The Undoing épisode 6

J'ai récemment repensé à une vieille anecdote. Vous savez, celle où, adolescente, j'avais décidé de tondre ma frange moi-même. C'était censé être un petit coup de ciseaux rapide, un peu de rafraîchissement. Résultat ? Une catastrophe capillaire qui m'a obligée à porter un serre-tête pendant un mois. On essaie de contrôler, de réparer, et souvent, on aggrave juste les choses, n'est-ce pas ? Un peu comme quand on cherche ses clés et qu'on met toute la maison sens dessus dessous pour finalement les trouver dans la poche de son manteau, là où on n'avait même pas regardé.
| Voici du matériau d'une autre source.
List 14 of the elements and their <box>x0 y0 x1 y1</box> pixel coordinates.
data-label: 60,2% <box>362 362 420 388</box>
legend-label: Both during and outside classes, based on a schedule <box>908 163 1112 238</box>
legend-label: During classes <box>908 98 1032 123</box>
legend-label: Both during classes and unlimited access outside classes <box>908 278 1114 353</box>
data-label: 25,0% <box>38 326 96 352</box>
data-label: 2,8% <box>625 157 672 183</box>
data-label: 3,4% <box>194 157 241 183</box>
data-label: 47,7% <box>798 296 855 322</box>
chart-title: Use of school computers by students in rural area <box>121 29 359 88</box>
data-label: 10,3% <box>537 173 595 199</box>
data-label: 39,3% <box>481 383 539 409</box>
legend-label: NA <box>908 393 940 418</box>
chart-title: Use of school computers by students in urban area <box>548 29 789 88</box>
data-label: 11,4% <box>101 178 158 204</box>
Et c'est exactement ce sentiment, cette impression d'essayer de recoller les morceaux d'un vase brisé avec la colle forte la plus inadaptée, que m'a laissé l'épisode 6 de The Undoing. On est là, devant notre écran, à se dire : "Mais qu'est-ce qu'ils ont fait là ?"
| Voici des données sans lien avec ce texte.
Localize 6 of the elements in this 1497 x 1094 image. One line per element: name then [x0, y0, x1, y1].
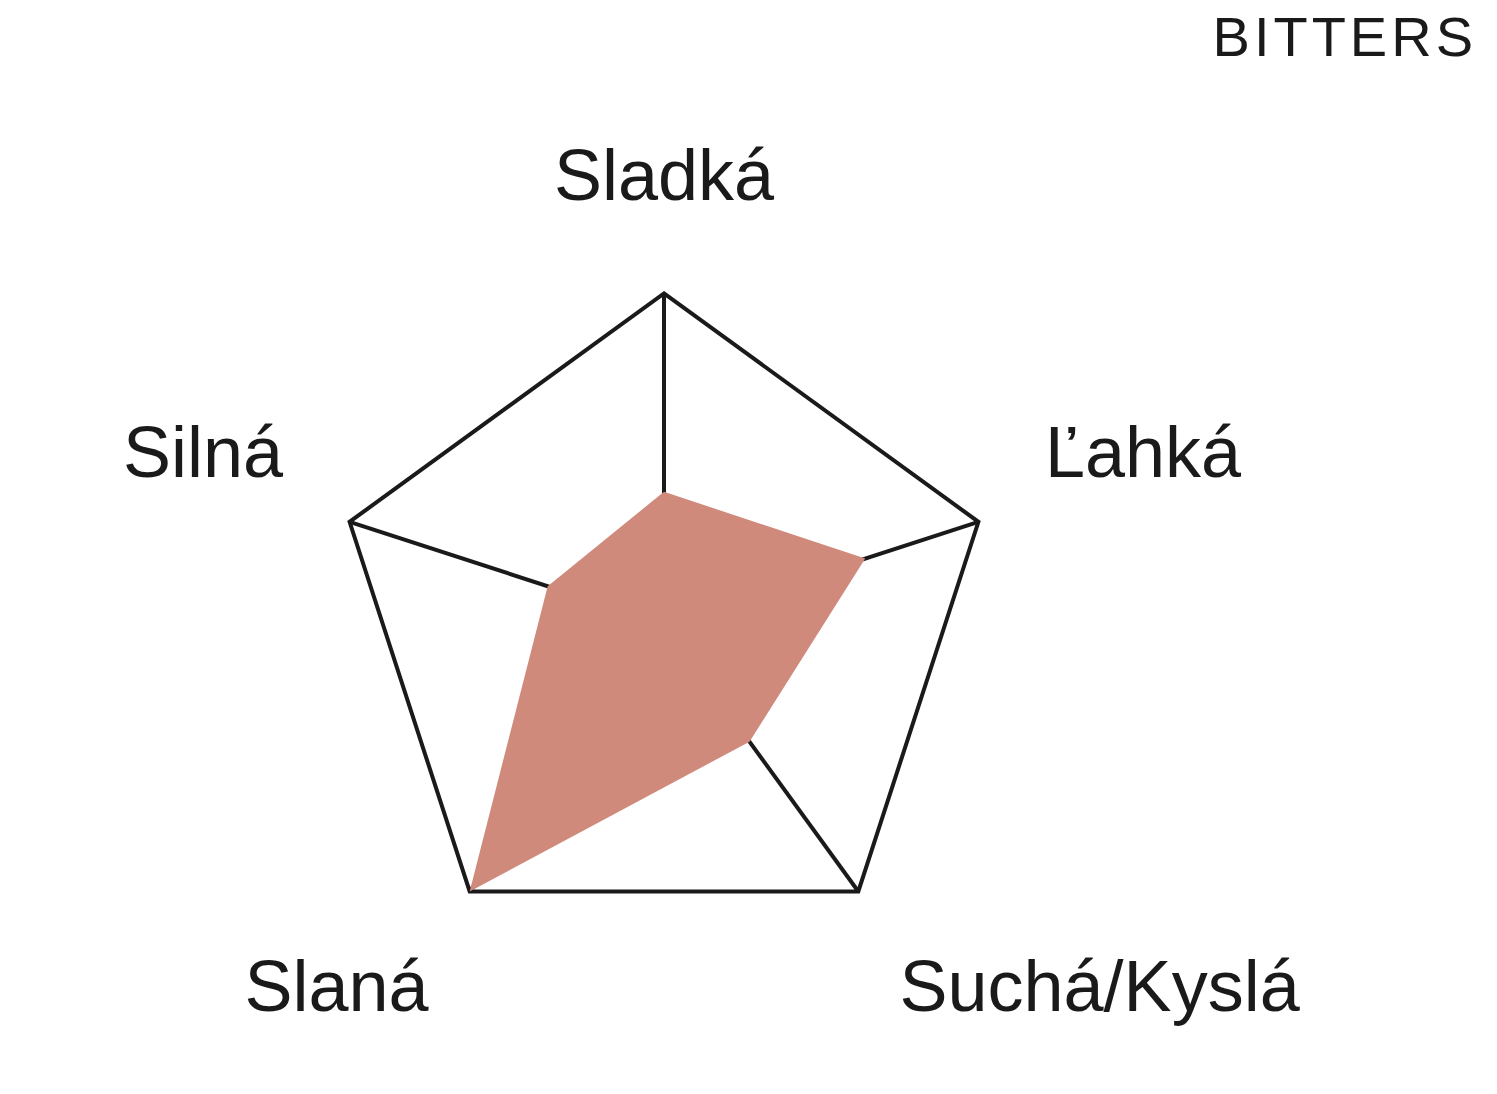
spoke-label: Silná — [122, 411, 284, 492]
spoke-label: Suchá/Kyslá — [899, 946, 1301, 1027]
spoke-label: Slaná — [244, 946, 430, 1027]
chart-title: BITTERS — [1212, 4, 1477, 69]
spoke-label: Sladká — [553, 135, 776, 216]
spoke-label: Ľahká — [1044, 411, 1243, 492]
Le grand déballage, version cauchemar
Cet épisode, mes amis, c'est le grand déballage. Le moment où toutes les cartes sont censées être posées sur la table, et où, au lieu d'une partie de plaisir, on se retrouve au milieu d'un drame shakespearien. Grace (Nicole Kidman, toujours impeccable dans son rôle de femme au bord de la crise de nerfs) est en plein chaos. Et franchement, on l'est un peu avec elle.
On pensait avoir une idée claire des suspects, des motivations, de la direction que prenait l'enquête. Et puis BAM ! Les scénaristes de The Undoing ont décidé de secouer le cocotier. Et pas qu'un peu.
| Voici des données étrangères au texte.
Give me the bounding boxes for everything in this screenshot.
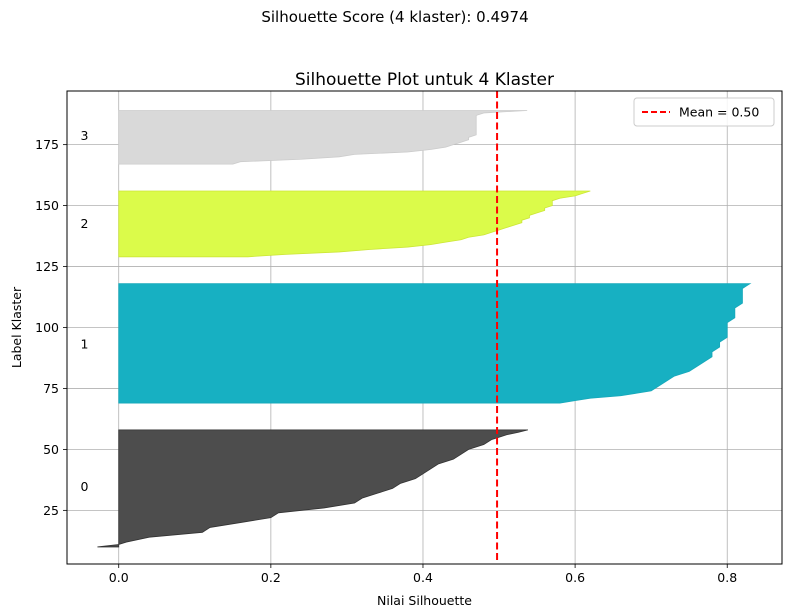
y-axis-ticks: 25 50 75 100 125 150 175	[35, 137, 67, 518]
y-tick-label-4: 125	[35, 259, 59, 274]
legend-label-mean: Mean = 0.50	[679, 105, 759, 120]
x-tick-label-4: 0.8	[717, 570, 737, 585]
y-tick-label-6: 175	[35, 137, 59, 152]
y-tick-label-1: 50	[43, 442, 59, 457]
cluster-label-1: 1	[81, 337, 89, 352]
x-tick-label-1: 0.2	[261, 570, 281, 585]
y-axis-label: Label Klaster	[9, 286, 24, 368]
legend: Mean = 0.50	[633, 97, 775, 127]
figure-suptitle: Silhouette Score (4 klaster): 0.4974	[261, 8, 529, 26]
cluster-labels: 0 1 2 3	[81, 128, 89, 494]
legend-box	[633, 97, 775, 127]
x-tick-label-2: 0.4	[413, 570, 433, 585]
x-tick-label-3: 0.6	[565, 570, 585, 585]
cluster-label-3: 3	[81, 128, 89, 143]
y-tick-label-3: 100	[35, 320, 59, 335]
y-tick-label-2: 75	[43, 381, 59, 396]
x-axis-label: Nilai Silhouette	[377, 593, 472, 608]
y-tick-label-5: 150	[35, 198, 59, 213]
cluster-label-2: 2	[81, 216, 89, 231]
x-axis-ticks: 0.0 0.2 0.4 0.6 0.8	[109, 564, 737, 585]
cluster-areas	[97, 110, 752, 548]
cluster-area-0	[97, 429, 529, 548]
y-tick-label-0: 25	[43, 503, 59, 518]
cluster-area-3	[118, 110, 528, 165]
x-tick-label-0: 0.0	[109, 570, 129, 585]
cluster-label-0: 0	[81, 479, 89, 494]
cluster-area-1	[118, 283, 752, 404]
chart-title: Silhouette Plot untuk 4 Klaster	[295, 70, 554, 90]
cluster-area-2	[118, 190, 591, 258]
Le défilé des personnages secondaires, censés nous apporter des indices cruciaux, devient une sorte de thérapie de groupe forcée. Chacun déballe son ressenti, ses soupçons, ses regrets. C'est à la fois fascinant et légèrement exaspérant. On attend le moment clé, la révélation qui va tout expliquer, et on se retrouve noyé sous les émotions contradictoires. Vous n'avez pas eu cette impression ? Ce "bon, et alors ?" qui flotte dans l'air ?

La famille Fraser, à la dérive
La famille Fraser est littéralement à la dérive. On voit Grace essayer de comprendre, de naviguer dans ce tumulte. Et on se demande si elle est victime, complice, ou juste une observatrice malgré elle. C'est ça qui est génial avec cette série, cette ambiguïté permanente. Chaque personnage a une part d'ombre, une zone grise où l'on ne sait plus vraiment si on peut leur faire confiance.
Et Jonathan ? Ah, Jonathan ! (Hugh Grant, parfait dans ce rôle d'homme ambigu à souhait). Plus on avance, plus on est perplexe. Est-il le grand méchant ? Le bouc émissaire idéal ? Sa façon de jouer les victimes pendant qu'on sent bien qu'il y a quelque chose de louche sous le vernis, c'est digne d'un cours de psychologie.

On sent monter la tension. L'épisode 6 nous a clairement mis sur la voie, mais de quelle voie exactement ? Celle de la vérité, ou celle d'une manipulation encore plus fine ? On ne sait plus où donner de la tête.
Et maintenant ? Le suspense à son comble !
Bref, cet épisode est une étape cruciale. Il nous laisse avec plus de questions qu'à l'accoutumée, ce qui, avouons-le, est plutôt excitant quand on aime le suspense. C'est le genre d'épisode qui vous donne envie de disséquer chaque dialogue, chaque regard. Vous avez fait ça aussi, j'imagine ? On devient tous des petits détectives amateurs.
L'épisode 6 de The Undoing, c'est un peu comme cette frange que j'avais coupée : on pensait avoir une idée claire, on a voulu arranger les choses, et le résultat est… complètement imprévisible. Et c'est pour ça qu'on continue de regarder, n'est-ce pas ? Pour voir comment tout ce chaos va finir par se (re)coller. Ou pas.